Thursday, August 9, 2012

Review: RADIANT SHADOWS by Melissa Marr

radiant shadows audiobook

Devlin is the faerie High Court assassin. He has only ever disobeyed his queen once: when he spared the life of a halfling named Ani. Now Ani is all grown up, and Devlin likes what he sees. Boom chicka wow-wow!

I have to be honest here and say I really didn't like Radiant Shadows. At all. Actually, I couldn't even finish it--I got about halfway through and decided life was too short to waste on this book.

My main problem with Radiant Shadows is that it seems like a novella artificially stretched out into a novel. There simply is not enough material here for a full novel. The conversations run in pointless circles that lead nowhere, and events and information are very repetitive. How many times do I need to be told Ani's been threatened and is completely capable of killing? Or that Devlin saved her life? Once is enough, thanks.
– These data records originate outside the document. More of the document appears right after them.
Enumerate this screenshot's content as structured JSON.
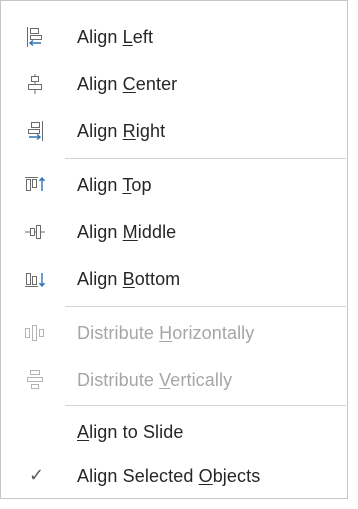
{
  "menu": {
    "align_left": {
      "pre": "Align ",
      "key": "L",
      "post": "eft",
      "icon": "align-left-icon"
    },
    "align_center": {
      "pre": "Align ",
      "key": "C",
      "post": "enter",
      "icon": "align-center-icon"
    },
    "align_right": {
      "pre": "Align ",
      "key": "R",
      "post": "ight",
      "icon": "align-right-icon"
    },
    "align_top": {
      "pre": "Align ",
      "key": "T",
      "post": "op",
      "icon": "align-top-icon"
    },
    "align_middle": {
      "pre": "Align ",
      "key": "M",
      "post": "iddle",
      "icon": "align-middle-icon"
    },
    "align_bottom": {
      "pre": "Align ",
      "key": "B",
      "post": "ottom",
      "icon": "align-bottom-icon"
    },
    "distribute_h": {
      "pre": "Distribute ",
      "key": "H",
      "post": "orizontally",
      "icon": "distribute-horizontally-icon",
      "disabled": true
    },
    "distribute_v": {
      "pre": "Distribute ",
      "key": "V",
      "post": "ertically",
      "icon": "distribute-vertically-icon",
      "disabled": true
    },
    "align_to_slide": {
      "pre": "",
      "key": "A",
      "post": "lign to Slide"
    },
    "align_selected": {
      "pre": "Align Selected ",
      "key": "O",
      "post": "bjects",
      "checked": true,
      "check_glyph": "✓"
    }
  },
  "colors": {
    "icon_blue": "#2e75b6",
    "icon_gray": "#6b6b6b",
    "text": "#262626",
    "disabled_text": "#a6a6a6"
  }
}
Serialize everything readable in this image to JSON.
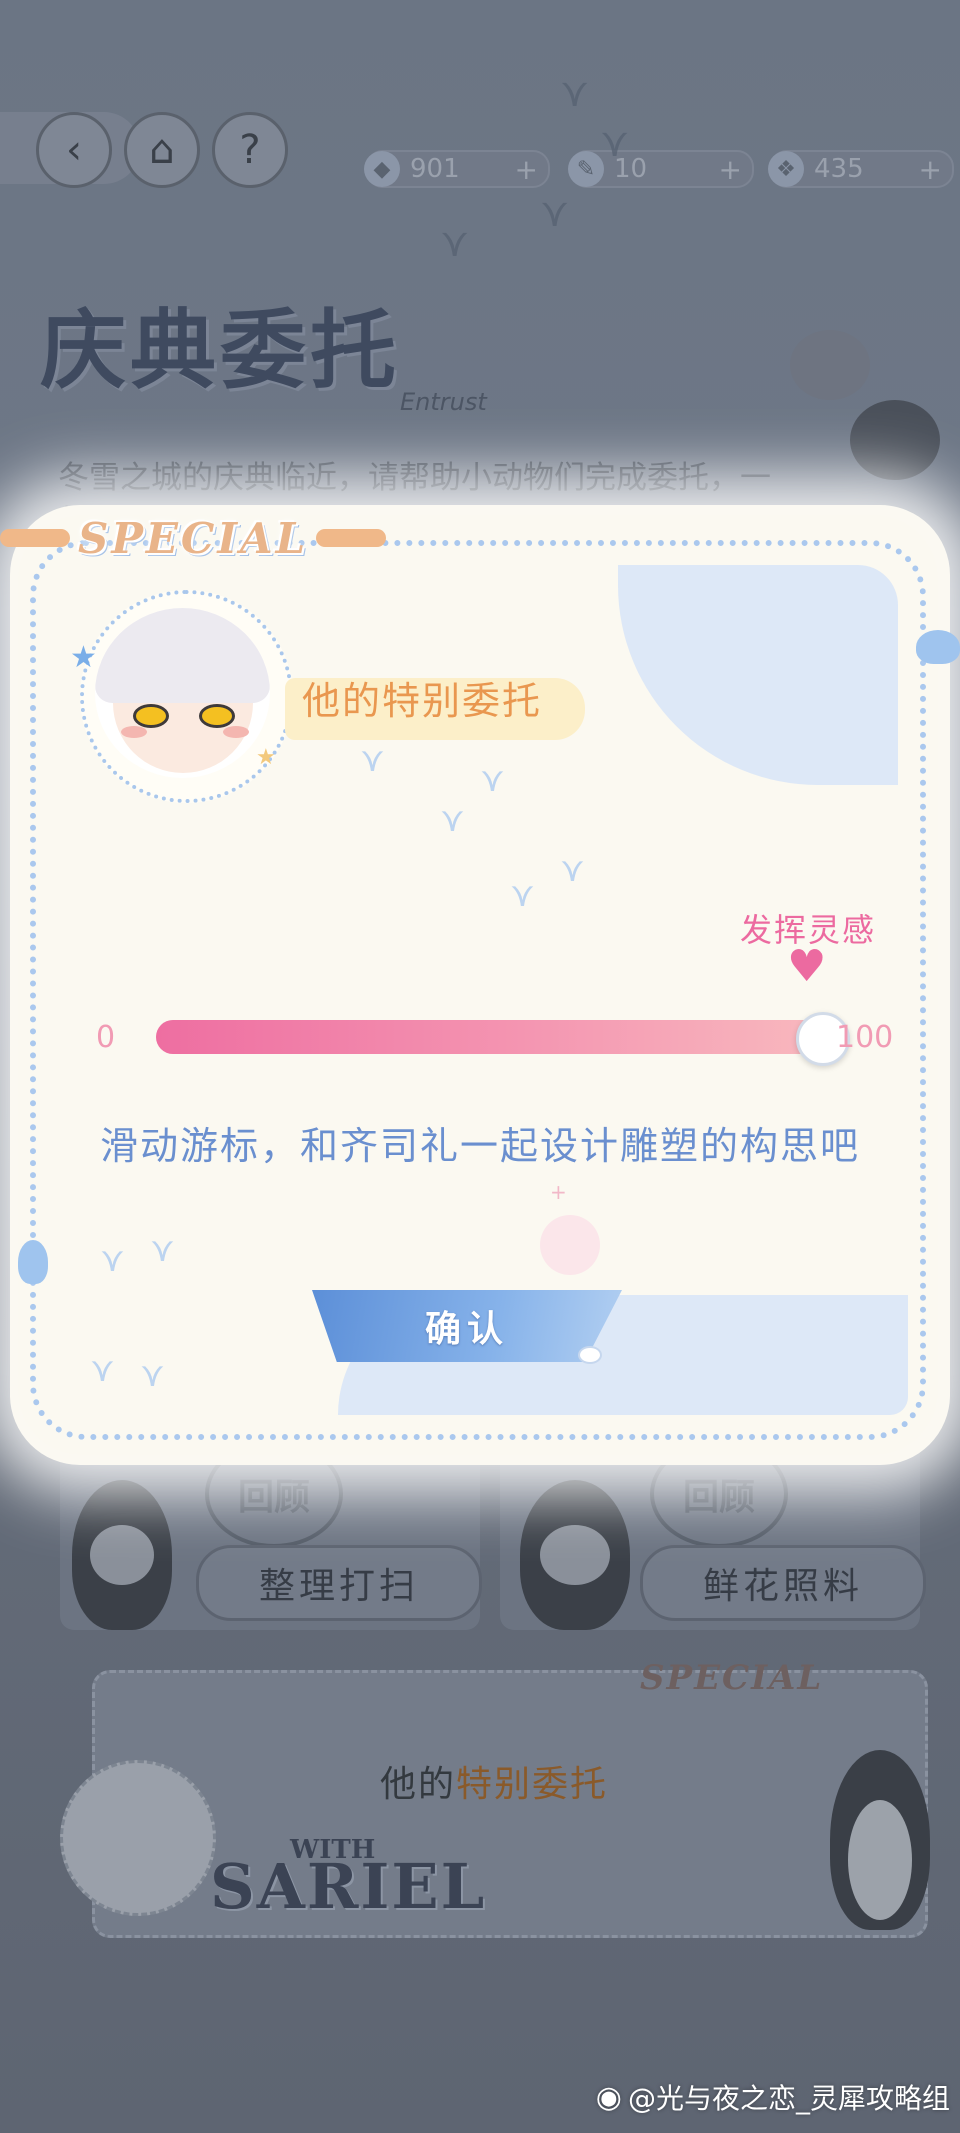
{
  "hud": {
    "back_icon": "back-arrow-icon",
    "home_icon": "home-icon",
    "help_label": "?",
    "resources": [
      {
        "icon": "sapphire-icon",
        "value": "901",
        "plus": "+"
      },
      {
        "icon": "quill-icon",
        "value": "10",
        "plus": "+"
      },
      {
        "icon": "crystal-icon",
        "value": "435",
        "plus": "+"
      }
    ]
  },
  "event": {
    "title": "庆典委托",
    "subtitle": "Entrust",
    "description": "冬雪之城的庆典临近，请帮助小动物们完成委托，一起欢度庆典吧"
  },
  "modal": {
    "special_label": "SPECIAL",
    "title": "他的特别委托",
    "inspire_label": "发挥灵感",
    "slider": {
      "min_label": "0",
      "max_label": "100",
      "value": 100,
      "min": 0,
      "max": 100
    },
    "instruction": "滑动游标，和齐司礼一起设计雕塑的构思吧",
    "confirm_label": "确认"
  },
  "tasks": [
    {
      "stamp": "回顾",
      "label": "整理打扫"
    },
    {
      "stamp": "回顾",
      "label": "鲜花照料"
    }
  ],
  "special_card": {
    "badge": "SPECIAL",
    "title_prefix": "他的",
    "title_highlight": "特别委托",
    "with_label": "WITH",
    "name": "SARIEL"
  },
  "watermark": "@光与夜之恋_灵犀攻略组",
  "colors": {
    "accent_pink": "#ec6aa0",
    "accent_blue": "#6a8fcf",
    "title_orange": "#e9974f"
  }
}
In addition, there are a lot of continuity issues, and things happen randomly with no explanation. In one scene, Ani asks her brother to make dessert, then calls Irial to tell him she's making dinner. Then she asks him to come over a protect her from Bananach and immediately packs a bag and leaves the house. Um, wut? I have no idea what Rae, Devlin's dead mortal friend who can walk in people's dreams, has to do with anything in this story, or why she's in this novel; and ditto with Ani's steed, which just appears with no explanation. You're not going to wonder where that came from, Ani?

The strength of Melissa Marr's novels are that she takes the tropes of a typical YA romance and really thinks about how they would apply to her characters, twisting the story in unexpected ways--that's what I loved about both Wicked Lovely (review here) and Ink Exchange (review here). I didn't get any sense of characters or thought in Radiant Shadows, though. It felt like Marr was making the novel up as she went along.

To me Radiant Shadows was nothing but filler in between Fragile Eternity (review here) and Darkest Mercy. Not that anything I say is going to stop a fan of the series from reading it--nor should it, since you probably don't want to be lost when you start the final book in the series--but personally I was pretty disappointed.